Os três desportistas correm inclusivamente o risco de falhar a presença em Tóquio enquanto atletas neutros, possibilidade que a WA (que substituiu a antiga Federação Internacional de Atletismo – IAAF) tinha aberto a 10 competidores, isto antes de a federação russa ter falhado o pagamento de uma multa de 4,25 milhões de euros, por violar as regras antidoping.

Em março, a WA limitou a 10 o número de atletas neutros que a Rússia poderia apresentar às principais provas internacionais – Jogos Olímpicos e Campeonatos da Europa e do Mundo -, contudo, para isso acontecer, a multa deveria ser paga até 01 de julho, o que não aconteceu.

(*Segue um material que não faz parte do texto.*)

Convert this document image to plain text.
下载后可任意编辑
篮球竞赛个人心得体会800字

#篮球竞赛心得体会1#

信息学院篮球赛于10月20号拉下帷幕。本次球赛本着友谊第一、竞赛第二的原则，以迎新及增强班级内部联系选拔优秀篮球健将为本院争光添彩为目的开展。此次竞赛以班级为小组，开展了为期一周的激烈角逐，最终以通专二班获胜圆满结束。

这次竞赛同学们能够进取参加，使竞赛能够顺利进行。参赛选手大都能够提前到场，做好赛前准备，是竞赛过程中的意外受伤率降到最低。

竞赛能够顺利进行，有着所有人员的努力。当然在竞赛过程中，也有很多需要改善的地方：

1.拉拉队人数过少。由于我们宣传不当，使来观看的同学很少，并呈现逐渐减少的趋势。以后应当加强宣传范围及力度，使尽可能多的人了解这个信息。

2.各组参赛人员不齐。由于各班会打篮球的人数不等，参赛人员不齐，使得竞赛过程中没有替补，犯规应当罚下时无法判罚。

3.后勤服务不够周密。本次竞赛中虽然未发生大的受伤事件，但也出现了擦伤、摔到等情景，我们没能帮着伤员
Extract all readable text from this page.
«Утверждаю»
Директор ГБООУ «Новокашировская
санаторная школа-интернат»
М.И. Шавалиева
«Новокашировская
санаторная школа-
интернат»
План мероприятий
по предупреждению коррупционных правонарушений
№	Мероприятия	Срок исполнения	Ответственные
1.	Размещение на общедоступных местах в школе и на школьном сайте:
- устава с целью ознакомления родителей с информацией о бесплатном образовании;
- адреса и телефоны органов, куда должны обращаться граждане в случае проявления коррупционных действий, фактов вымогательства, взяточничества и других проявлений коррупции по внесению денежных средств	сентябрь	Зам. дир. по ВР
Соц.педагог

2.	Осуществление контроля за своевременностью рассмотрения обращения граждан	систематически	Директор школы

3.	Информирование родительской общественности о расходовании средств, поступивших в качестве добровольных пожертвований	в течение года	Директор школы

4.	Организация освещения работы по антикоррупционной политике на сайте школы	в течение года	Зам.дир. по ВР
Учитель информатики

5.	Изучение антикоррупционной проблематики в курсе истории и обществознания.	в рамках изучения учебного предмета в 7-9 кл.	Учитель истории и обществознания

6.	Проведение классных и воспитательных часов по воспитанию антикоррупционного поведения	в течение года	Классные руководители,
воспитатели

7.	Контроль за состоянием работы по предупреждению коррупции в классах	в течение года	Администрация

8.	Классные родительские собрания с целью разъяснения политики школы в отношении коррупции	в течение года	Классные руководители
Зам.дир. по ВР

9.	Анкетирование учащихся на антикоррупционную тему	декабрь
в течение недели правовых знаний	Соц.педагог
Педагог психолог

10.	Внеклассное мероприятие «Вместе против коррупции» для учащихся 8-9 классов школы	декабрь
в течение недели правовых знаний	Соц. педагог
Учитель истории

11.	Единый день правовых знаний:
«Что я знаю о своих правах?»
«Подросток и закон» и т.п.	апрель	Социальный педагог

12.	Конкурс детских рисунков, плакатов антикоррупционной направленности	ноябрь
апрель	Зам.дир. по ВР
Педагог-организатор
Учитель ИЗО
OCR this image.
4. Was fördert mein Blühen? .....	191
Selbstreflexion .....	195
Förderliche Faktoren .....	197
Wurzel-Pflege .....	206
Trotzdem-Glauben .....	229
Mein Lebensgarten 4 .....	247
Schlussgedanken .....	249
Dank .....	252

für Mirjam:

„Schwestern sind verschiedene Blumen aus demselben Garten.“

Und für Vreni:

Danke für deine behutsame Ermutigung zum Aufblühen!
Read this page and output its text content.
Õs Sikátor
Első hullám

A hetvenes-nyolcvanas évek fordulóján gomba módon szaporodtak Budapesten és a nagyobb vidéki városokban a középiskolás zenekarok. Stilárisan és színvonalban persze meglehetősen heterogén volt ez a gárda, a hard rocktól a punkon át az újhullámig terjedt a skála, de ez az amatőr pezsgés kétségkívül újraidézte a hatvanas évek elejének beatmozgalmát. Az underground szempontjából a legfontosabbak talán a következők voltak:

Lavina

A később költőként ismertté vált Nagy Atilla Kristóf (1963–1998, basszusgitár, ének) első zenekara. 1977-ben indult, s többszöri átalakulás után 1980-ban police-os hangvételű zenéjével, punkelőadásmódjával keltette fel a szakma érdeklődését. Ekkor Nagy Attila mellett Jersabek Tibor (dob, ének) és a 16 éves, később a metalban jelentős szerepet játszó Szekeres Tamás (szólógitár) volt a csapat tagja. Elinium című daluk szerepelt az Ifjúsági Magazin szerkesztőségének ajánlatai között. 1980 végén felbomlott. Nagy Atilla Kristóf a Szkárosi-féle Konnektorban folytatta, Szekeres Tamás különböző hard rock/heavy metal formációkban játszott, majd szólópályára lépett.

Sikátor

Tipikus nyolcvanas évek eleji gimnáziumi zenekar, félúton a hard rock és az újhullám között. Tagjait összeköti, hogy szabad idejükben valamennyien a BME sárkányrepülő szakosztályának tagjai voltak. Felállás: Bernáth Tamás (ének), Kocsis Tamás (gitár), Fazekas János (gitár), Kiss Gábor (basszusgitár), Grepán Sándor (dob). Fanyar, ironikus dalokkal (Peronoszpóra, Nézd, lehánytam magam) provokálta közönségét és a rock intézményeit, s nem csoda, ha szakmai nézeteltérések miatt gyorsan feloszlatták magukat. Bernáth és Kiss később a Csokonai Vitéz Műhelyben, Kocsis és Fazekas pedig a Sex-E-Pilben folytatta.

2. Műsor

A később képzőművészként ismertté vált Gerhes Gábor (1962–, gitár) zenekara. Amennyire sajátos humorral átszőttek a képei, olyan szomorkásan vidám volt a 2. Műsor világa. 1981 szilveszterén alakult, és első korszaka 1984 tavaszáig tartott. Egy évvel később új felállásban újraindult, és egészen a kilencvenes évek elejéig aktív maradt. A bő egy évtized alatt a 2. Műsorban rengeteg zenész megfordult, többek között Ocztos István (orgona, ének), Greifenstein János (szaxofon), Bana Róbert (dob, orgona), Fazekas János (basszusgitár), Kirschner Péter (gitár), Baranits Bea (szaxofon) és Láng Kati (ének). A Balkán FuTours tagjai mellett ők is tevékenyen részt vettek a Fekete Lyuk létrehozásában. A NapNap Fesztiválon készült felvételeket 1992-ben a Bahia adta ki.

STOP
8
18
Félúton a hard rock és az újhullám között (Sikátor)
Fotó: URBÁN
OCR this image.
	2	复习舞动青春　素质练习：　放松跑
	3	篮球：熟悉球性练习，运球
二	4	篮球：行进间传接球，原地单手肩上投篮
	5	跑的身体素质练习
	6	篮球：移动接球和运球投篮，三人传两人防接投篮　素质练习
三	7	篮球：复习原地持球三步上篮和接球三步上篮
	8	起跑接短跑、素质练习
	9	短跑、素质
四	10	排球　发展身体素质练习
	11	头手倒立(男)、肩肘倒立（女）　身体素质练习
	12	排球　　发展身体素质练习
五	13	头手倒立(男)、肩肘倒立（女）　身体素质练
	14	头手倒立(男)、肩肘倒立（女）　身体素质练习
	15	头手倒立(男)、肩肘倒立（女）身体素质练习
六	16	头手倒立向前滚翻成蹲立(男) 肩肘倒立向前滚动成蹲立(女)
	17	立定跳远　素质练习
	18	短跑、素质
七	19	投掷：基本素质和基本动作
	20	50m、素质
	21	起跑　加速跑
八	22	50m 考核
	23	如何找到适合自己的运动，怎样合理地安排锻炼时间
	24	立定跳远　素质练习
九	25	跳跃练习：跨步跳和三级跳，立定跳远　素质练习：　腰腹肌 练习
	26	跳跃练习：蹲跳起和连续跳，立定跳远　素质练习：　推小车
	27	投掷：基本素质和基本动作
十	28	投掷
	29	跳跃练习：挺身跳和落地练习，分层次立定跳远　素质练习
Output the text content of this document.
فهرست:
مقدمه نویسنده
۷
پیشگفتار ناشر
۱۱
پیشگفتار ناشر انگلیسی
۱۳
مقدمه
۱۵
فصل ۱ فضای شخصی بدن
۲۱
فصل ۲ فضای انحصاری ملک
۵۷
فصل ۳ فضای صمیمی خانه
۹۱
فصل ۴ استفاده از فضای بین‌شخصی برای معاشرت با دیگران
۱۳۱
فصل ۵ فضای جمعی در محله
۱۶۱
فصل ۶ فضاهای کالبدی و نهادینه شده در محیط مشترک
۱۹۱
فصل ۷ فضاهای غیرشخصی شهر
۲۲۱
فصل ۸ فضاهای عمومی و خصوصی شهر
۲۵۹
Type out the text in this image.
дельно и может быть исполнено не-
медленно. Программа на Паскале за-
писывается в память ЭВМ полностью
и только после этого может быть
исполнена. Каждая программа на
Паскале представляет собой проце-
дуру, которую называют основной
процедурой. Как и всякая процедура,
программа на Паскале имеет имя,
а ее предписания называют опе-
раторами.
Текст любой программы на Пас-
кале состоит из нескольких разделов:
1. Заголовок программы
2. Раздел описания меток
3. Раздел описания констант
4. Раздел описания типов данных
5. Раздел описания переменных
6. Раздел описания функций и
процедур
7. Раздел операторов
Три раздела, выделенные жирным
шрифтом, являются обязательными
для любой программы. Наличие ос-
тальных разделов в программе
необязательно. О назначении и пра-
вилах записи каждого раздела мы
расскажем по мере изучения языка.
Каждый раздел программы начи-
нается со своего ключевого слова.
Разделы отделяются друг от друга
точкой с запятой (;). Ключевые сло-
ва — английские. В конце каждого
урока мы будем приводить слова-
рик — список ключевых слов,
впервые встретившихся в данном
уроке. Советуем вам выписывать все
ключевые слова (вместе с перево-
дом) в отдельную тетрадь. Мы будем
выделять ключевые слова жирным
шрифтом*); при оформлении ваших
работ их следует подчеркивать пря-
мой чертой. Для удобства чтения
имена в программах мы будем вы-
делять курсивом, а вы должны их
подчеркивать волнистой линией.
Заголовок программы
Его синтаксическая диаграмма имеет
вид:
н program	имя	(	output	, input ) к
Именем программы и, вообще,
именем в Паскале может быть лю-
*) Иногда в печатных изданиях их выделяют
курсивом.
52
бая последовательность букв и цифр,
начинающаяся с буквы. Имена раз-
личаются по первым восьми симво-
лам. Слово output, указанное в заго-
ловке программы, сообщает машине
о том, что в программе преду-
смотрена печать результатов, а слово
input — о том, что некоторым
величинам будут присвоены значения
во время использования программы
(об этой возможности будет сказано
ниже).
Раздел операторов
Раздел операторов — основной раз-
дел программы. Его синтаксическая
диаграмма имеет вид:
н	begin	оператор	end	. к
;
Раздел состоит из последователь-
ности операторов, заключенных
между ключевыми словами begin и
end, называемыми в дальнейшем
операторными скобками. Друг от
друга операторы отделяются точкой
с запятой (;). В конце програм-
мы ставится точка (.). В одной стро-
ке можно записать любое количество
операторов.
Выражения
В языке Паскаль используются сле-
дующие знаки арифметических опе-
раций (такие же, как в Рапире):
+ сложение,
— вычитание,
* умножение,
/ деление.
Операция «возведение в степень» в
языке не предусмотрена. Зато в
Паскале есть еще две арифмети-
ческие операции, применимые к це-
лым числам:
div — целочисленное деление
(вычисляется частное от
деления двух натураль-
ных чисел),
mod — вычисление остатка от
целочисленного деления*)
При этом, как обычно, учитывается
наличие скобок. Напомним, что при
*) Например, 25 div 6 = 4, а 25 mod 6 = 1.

“A federação russa não dispõe de meios económicos para pagar essas multas impostas pela World ATheltics”, disse Yevgueni Yurchenko, que alegou a crise económica provocada pela covid-19 e se demitiu da presidência do organismo duas semanas após falhar o prazo.

O atletismo russo está fora das grandes competições desde 2015, quando foi desvendado um mega escândalo de doping apoiado e patrocinado pelo Estado.